Zelda recognizes the brilliance in Rachel’s theory, but there are many unanswered questions and, as it turns out, Rachel’s theory presents certain challenges to Zelda’s.

For a talky two-hander, there’s actually a lot of action in this play, though we don’t see it, for instance, when Rachel presents her abstract at a conference and gets devoured by both male and (to her surprise and deep disgust) female critics. The action shifts from Zelda’s nice office (in a revered Boston-area university, not, I think, the Cambridge Community College) to a hockey-themed bar with a popcorn machine (sets and lights by Kent Dorsey), and the discussion, not to mention the tension, between the characters never flags for the play’s nearly two hours.

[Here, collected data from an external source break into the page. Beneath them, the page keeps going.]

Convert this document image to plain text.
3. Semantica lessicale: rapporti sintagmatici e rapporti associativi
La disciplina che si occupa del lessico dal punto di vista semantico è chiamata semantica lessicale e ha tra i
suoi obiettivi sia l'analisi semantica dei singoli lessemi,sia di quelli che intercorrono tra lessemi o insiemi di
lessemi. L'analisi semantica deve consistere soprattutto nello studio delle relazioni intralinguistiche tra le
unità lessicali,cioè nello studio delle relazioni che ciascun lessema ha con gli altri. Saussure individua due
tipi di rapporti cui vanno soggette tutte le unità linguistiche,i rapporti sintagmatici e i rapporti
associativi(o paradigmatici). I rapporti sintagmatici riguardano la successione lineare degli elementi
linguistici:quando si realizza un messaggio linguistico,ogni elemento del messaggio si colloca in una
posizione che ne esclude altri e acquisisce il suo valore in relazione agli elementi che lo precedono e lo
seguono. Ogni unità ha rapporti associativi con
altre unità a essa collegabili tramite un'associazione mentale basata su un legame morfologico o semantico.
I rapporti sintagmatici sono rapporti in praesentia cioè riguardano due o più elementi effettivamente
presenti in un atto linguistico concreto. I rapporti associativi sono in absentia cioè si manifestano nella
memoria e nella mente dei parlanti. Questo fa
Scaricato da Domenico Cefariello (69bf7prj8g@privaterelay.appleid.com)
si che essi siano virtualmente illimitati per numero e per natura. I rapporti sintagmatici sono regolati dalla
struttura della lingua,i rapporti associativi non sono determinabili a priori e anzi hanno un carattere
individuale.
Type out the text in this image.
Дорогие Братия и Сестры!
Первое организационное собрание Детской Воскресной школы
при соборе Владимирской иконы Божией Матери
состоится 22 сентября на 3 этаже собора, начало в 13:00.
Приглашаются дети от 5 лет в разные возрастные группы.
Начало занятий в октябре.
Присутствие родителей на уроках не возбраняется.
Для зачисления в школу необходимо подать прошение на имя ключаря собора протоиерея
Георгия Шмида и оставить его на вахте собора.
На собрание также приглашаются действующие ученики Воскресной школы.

Credit that to Carlin’s astute direction and her casting of two actors whose intensity and commitment could manage to make much less crackling dialogue work. Nancy Carlin is so rooted in her character’s sensible shoes you half expect her to lead a post-show seminar in the intricacies of menopause and Zelda’s time spent studying it within a nomadic African tribe. There’s haughtiness in Zelda that no doubt comes from years of being the smartest person in the room and certainly being the most awarded. Brigham’s Rachel has her youth and naiveté working against her ferociously powerful mind, but we also see the potential for strength and, if Zelda can be any kind of role model, her potential for scientific ass kicking.

Watching two fierce actors attack meaty material like this is hugely pleasurable, and the fact that we get to learn some fascinating things about half of the world’s population is just evolutionary icing on this delectable theatrical cake.